State media said security officials were among the wounded.
"We had been trying to go pray in the area but they stopped us at a checkpoint. Security weren't letting us in because there are usually protests there," one anti-Assad activist said from neighbouring Lebanon.
"Then we heard the blast. It was so loud and then ambulances came rushing past us," the activist added. "I could see a few body parts and pieces of flesh on the road. The front of a restaurant looked destroyed. People were screaming."
State television showed images of blackened flesh and a mangled hand lying on a motorway underpass as soldiers and police cleared the area to make way for ambulance crews.
A resident who spoke to security officials at the scene said a man had approached soldiers near the mosque and detonated a bomb belt when challenged. There was no immediate claim of responsibility.
Earlier, a loud blast was heard in the capital's al Sinaa district near a garage used by government buses and pro-Assad militiamen tasked with preventing demonstrations.

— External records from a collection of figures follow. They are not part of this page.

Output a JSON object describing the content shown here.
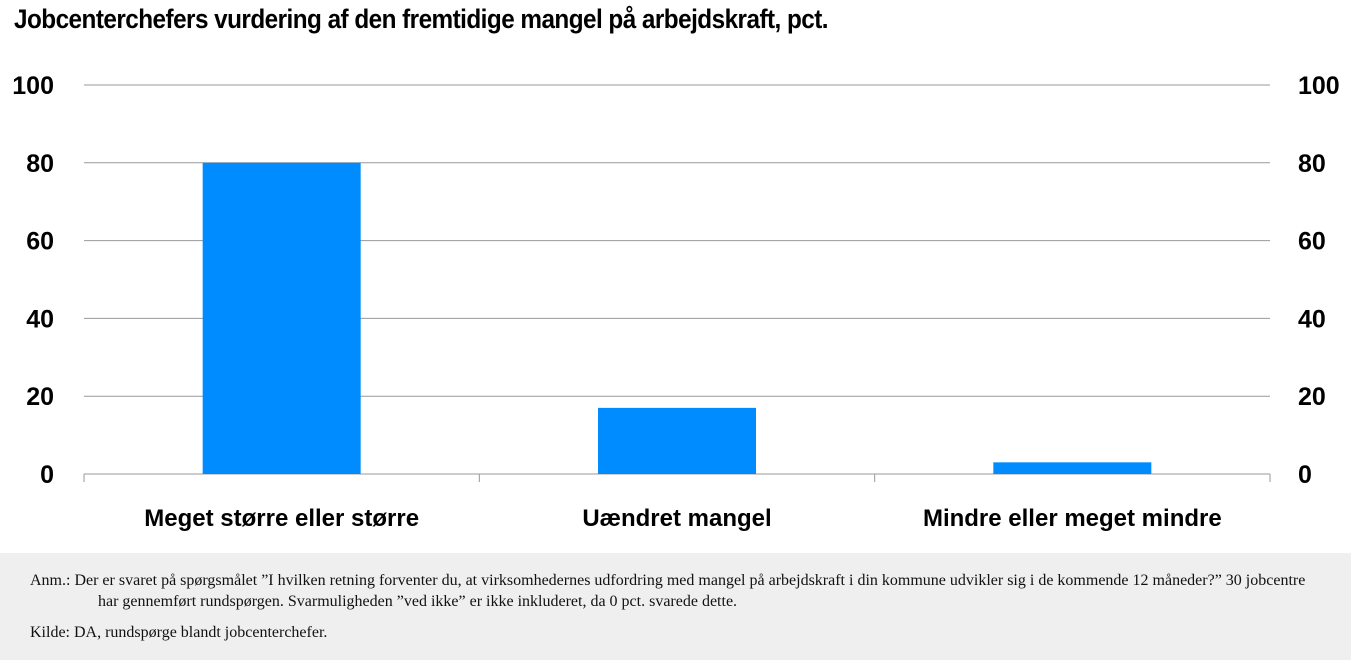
{
  "title": "Jobcenterchefers vurdering af den fremtidige mangel på arbejdskraft, pct.",
  "chart_data": {
    "type": "bar",
    "categories": [
      "Meget større eller større",
      "Uændret mangel",
      "Mindre eller meget mindre"
    ],
    "values": [
      80,
      17,
      3
    ],
    "ylim": [
      0,
      100
    ],
    "yticks": [
      0,
      20,
      40,
      60,
      80,
      100
    ],
    "xlabel": "",
    "ylabel": "",
    "grid": true,
    "secondary_axis": true,
    "bar_color": "#008cff",
    "grid_color": "#999999"
  },
  "note": {
    "anm": "Anm.: Der er svaret på spørgsmålet ”I hvilken retning forventer du, at virksomhedernes udfordring med mangel på arbejdskraft i din kommune udvikler sig i de kommende 12 måneder?” 30 jobcentre har gennemført rundspørgen. Svarmuligheden ”ved ikke” er ikke inkluderet, da 0 pct. svarede dette.",
    "kilde": "Kilde: DA, rundspørge blandt jobcenterchefer."
  }
}
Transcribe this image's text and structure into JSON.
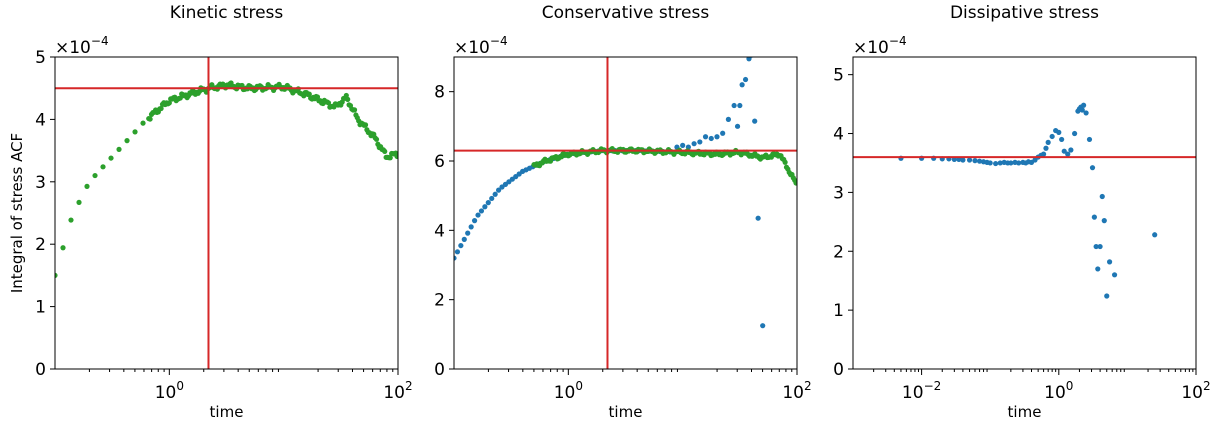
{
  "chart_data": [
    {
      "type": "scatter",
      "title": "Kinetic stress",
      "xlabel": "time",
      "ylabel": "Integral of stress ACF",
      "xscale": "log",
      "xlim": [
        0.1,
        100
      ],
      "ylim": [
        0,
        5
      ],
      "y_multiplier": "×10",
      "y_multiplier_exp": "−4",
      "xticks": [
        {
          "value": 1,
          "base": "10",
          "exp": "0"
        },
        {
          "value": 100,
          "base": "10",
          "exp": "2"
        }
      ],
      "yticks": [
        "0",
        "1",
        "2",
        "3",
        "4",
        "5"
      ],
      "hline": 4.5,
      "vline": 2.2,
      "line_color": "#d62728",
      "series": [
        {
          "color": "#2ca02c",
          "x": [],
          "y": []
        }
      ]
    },
    {
      "type": "scatter",
      "title": "Conservative stress",
      "xlabel": "time",
      "ylabel": "",
      "xscale": "log",
      "xlim": [
        0.1,
        100
      ],
      "ylim": [
        0,
        9
      ],
      "y_multiplier": "×10",
      "y_multiplier_exp": "−4",
      "xticks": [
        {
          "value": 1,
          "base": "10",
          "exp": "0"
        },
        {
          "value": 100,
          "base": "10",
          "exp": "2"
        }
      ],
      "yticks": [
        "0",
        "2",
        "4",
        "6",
        "8"
      ],
      "hline": 6.3,
      "vline": 2.2,
      "line_color": "#d62728",
      "series": [
        {
          "color": "#1f77b4",
          "x": [],
          "y": []
        },
        {
          "color": "#2ca02c",
          "x": [],
          "y": []
        }
      ]
    },
    {
      "type": "scatter",
      "title": "Dissipative stress",
      "xlabel": "time",
      "ylabel": "",
      "xscale": "log",
      "xlim": [
        0.001,
        100
      ],
      "ylim": [
        0,
        5.3
      ],
      "y_multiplier": "×10",
      "y_multiplier_exp": "−4",
      "xticks": [
        {
          "value": 0.01,
          "base": "10",
          "exp": "−2"
        },
        {
          "value": 1,
          "base": "10",
          "exp": "0"
        },
        {
          "value": 100,
          "base": "10",
          "exp": "2"
        }
      ],
      "yticks": [
        "0",
        "1",
        "2",
        "3",
        "4",
        "5"
      ],
      "hline": 3.6,
      "vline": null,
      "line_color": "#d62728",
      "series": [
        {
          "color": "#1f77b4",
          "x": [
            0.005,
            0.01,
            0.015,
            0.02,
            0.025,
            0.03,
            0.035,
            0.04,
            0.05,
            0.06,
            0.07,
            0.08,
            0.09,
            0.1,
            0.12,
            0.14,
            0.16,
            0.18,
            0.2,
            0.23,
            0.26,
            0.3,
            0.33,
            0.36,
            0.4,
            0.45,
            0.5,
            0.55,
            0.6,
            0.65,
            0.7,
            0.8,
            0.9,
            1.0,
            1.1,
            1.2,
            1.35,
            1.5,
            1.7,
            1.9,
            2.0,
            2.1,
            2.2,
            2.3,
            2.5,
            2.8,
            3.1,
            3.3,
            3.5,
            3.7,
            4.0,
            4.3,
            4.6,
            5.0,
            5.5,
            6.5,
            25
          ],
          "y": [
            3.58,
            3.58,
            3.58,
            3.57,
            3.57,
            3.56,
            3.56,
            3.55,
            3.55,
            3.54,
            3.53,
            3.52,
            3.51,
            3.5,
            3.49,
            3.5,
            3.51,
            3.5,
            3.5,
            3.51,
            3.5,
            3.51,
            3.5,
            3.52,
            3.51,
            3.55,
            3.6,
            3.63,
            3.65,
            3.75,
            3.85,
            3.95,
            4.05,
            4.02,
            3.9,
            3.7,
            3.65,
            3.72,
            4.0,
            4.38,
            4.42,
            4.45,
            4.4,
            4.48,
            4.35,
            3.9,
            3.42,
            2.58,
            2.08,
            1.7,
            2.08,
            2.93,
            2.52,
            1.24,
            1.82,
            1.6,
            2.28
          ]
        }
      ]
    }
  ]
}
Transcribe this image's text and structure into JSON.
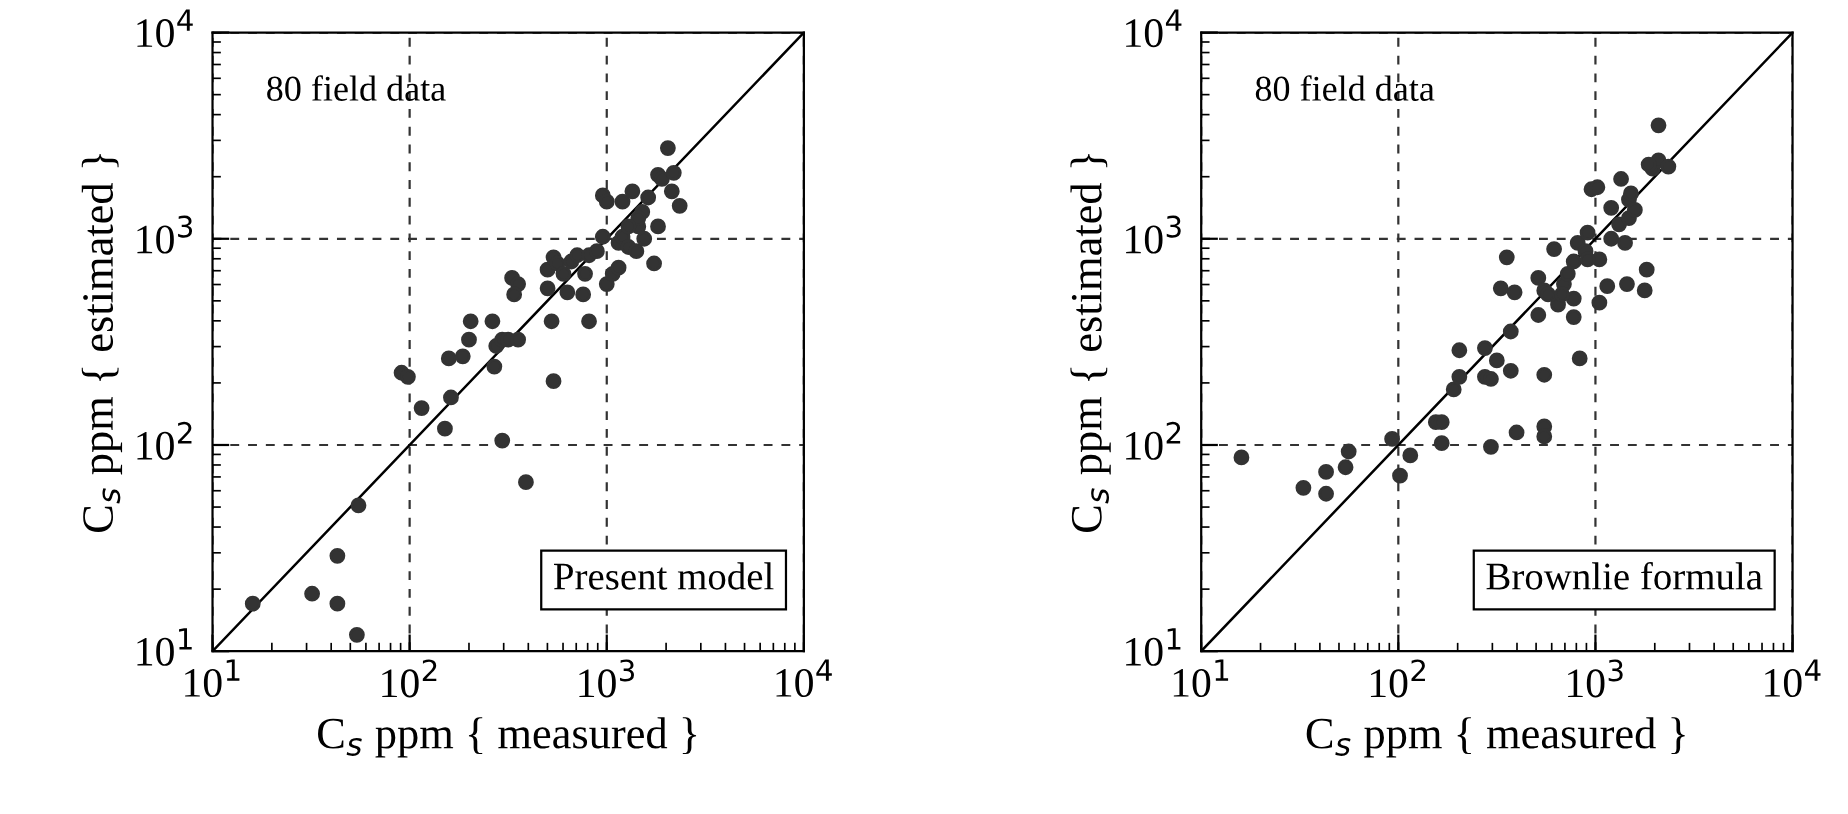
{
  "chart_data": [
    {
      "type": "scatter",
      "xlabel": "C$_{s}$ ppm { measured }",
      "ylabel": "C$_{s}$ ppm { estimated }",
      "annotations": [
        "80 field data",
        "Present model"
      ],
      "log": "xy",
      "grid": true,
      "marker": "circle",
      "xlim": [
        10,
        10000
      ],
      "ylim": [
        10,
        10000
      ],
      "xticks": [
        {
          "value": 10,
          "label": "10$^{1}$"
        },
        {
          "value": 100,
          "label": "10$^{2}$"
        },
        {
          "value": 1000,
          "label": "10$^{3}$"
        },
        {
          "value": 10000,
          "label": "10$^{4}$"
        }
      ],
      "yticks": [
        {
          "value": 10,
          "label": "10$^{1}$"
        },
        {
          "value": 100,
          "label": "10$^{2}$"
        },
        {
          "value": 1000,
          "label": "10$^{3}$"
        },
        {
          "value": 10000,
          "label": "10$^{4}$"
        }
      ],
      "series": [
        {
          "color": "#333333",
          "x": [
            16,
            32,
            43,
            43,
            54,
            55,
            91,
            98,
            115,
            151,
            162,
            158,
            186,
            200,
            204,
            263,
            275,
            269,
            295,
            316,
            355,
            331,
            355,
            339,
            295,
            389,
            537,
            525,
            501,
            501,
            537,
            562,
            603,
            631,
            661,
            708,
            759,
            776,
            813,
            813,
            891,
            955,
            1000,
            1072,
            1148,
            1148,
            1202,
            1288,
            1413,
            1445,
            1514,
            1445,
            1549,
            1622,
            1820,
            1738,
            955,
            1000,
            1202,
            1349,
            1820,
            1905,
            2042,
            2188,
            2138,
            2344,
            1288
          ],
          "values": [
            17,
            19,
            17,
            29,
            12,
            51,
            224,
            214,
            151,
            120,
            170,
            263,
            269,
            324,
            398,
            398,
            302,
            240,
            324,
            324,
            324,
            646,
            603,
            537,
            105,
            66,
            204,
            398,
            575,
            708,
            813,
            759,
            676,
            550,
            776,
            832,
            537,
            676,
            398,
            832,
            871,
            1023,
            603,
            676,
            724,
            955,
            1023,
            912,
            871,
            1148,
            1349,
            1259,
            1000,
            1585,
            1148,
            759,
            1622,
            1514,
            1514,
            1698,
            2042,
            1950,
            2754,
            2089,
            1698,
            1445,
            1148
          ]
        },
        {
          "type": "line",
          "color": "#000000",
          "marker": "none",
          "x": [
            10,
            10000
          ],
          "values": [
            10,
            10000
          ]
        }
      ]
    },
    {
      "type": "scatter",
      "xlabel": "C$_{s}$ ppm { measured }",
      "ylabel": "C$_{s}$ ppm { estimated }",
      "annotations": [
        "80 field data",
        "Brownlie formula"
      ],
      "log": "xy",
      "grid": true,
      "marker": "circle",
      "xlim": [
        10,
        10000
      ],
      "ylim": [
        10,
        10000
      ],
      "xticks": [
        {
          "value": 10,
          "label": "10$^{1}$"
        },
        {
          "value": 100,
          "label": "10$^{2}$"
        },
        {
          "value": 1000,
          "label": "10$^{3}$"
        },
        {
          "value": 10000,
          "label": "10$^{4}$"
        }
      ],
      "yticks": [
        {
          "value": 10,
          "label": "10$^{1}$"
        },
        {
          "value": 100,
          "label": "10$^{2}$"
        },
        {
          "value": 1000,
          "label": "10$^{3}$"
        },
        {
          "value": 10000,
          "label": "10$^{4}$"
        }
      ],
      "series": [
        {
          "color": "#333333",
          "x": [
            16,
            33,
            43,
            43,
            54,
            56,
            93,
            102,
            115,
            155,
            166,
            166,
            191,
            204,
            204,
            275,
            275,
            295,
            295,
            316,
            372,
            372,
            331,
            355,
            389,
            398,
            513,
            513,
            550,
            550,
            550,
            550,
            575,
            617,
            646,
            692,
            724,
            776,
            776,
            776,
            813,
            832,
            891,
            912,
            955,
            1023,
            1047,
            1047,
            1148,
            1202,
            1202,
            1318,
            1349,
            1413,
            1479,
            1479,
            1514,
            1585,
            1445,
            1778,
            1820,
            1950,
            2089,
            2089,
            2344,
            1862,
            676,
            912
          ],
          "values": [
            87,
            62,
            74,
            58,
            78,
            93,
            107,
            71,
            89,
            129,
            129,
            102,
            186,
            214,
            288,
            295,
            214,
            209,
            98,
            257,
            355,
            229,
            575,
            813,
            550,
            115,
            427,
            646,
            562,
            219,
            123,
            110,
            537,
            891,
            479,
            603,
            676,
            776,
            513,
            417,
            955,
            263,
            871,
            1072,
            1738,
            1778,
            490,
            794,
            589,
            1000,
            1413,
            1175,
            1950,
            955,
            1259,
            1549,
            1660,
            1380,
            603,
            562,
            708,
            2188,
            3548,
            2399,
            2239,
            2291,
            537,
            794
          ]
        },
        {
          "type": "line",
          "color": "#000000",
          "marker": "none",
          "x": [
            10,
            10000
          ],
          "values": [
            10,
            10000
          ]
        }
      ]
    }
  ]
}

Shopkeepers said the first blast hit a black Mercedes, which caught fire. The driver was wounded but no one else was hurt.
The United Nations says Syrian forces have killed more than 9,000 people in the 13-month-old revolt against Dr Assad.
Damascus says insurgents have killed more than 2,600 soldiers and police.Central Damascus has been spared much of the violence, although today's blasts occurred less than a week after a car bomb near an Iranian cultural centre in the capital.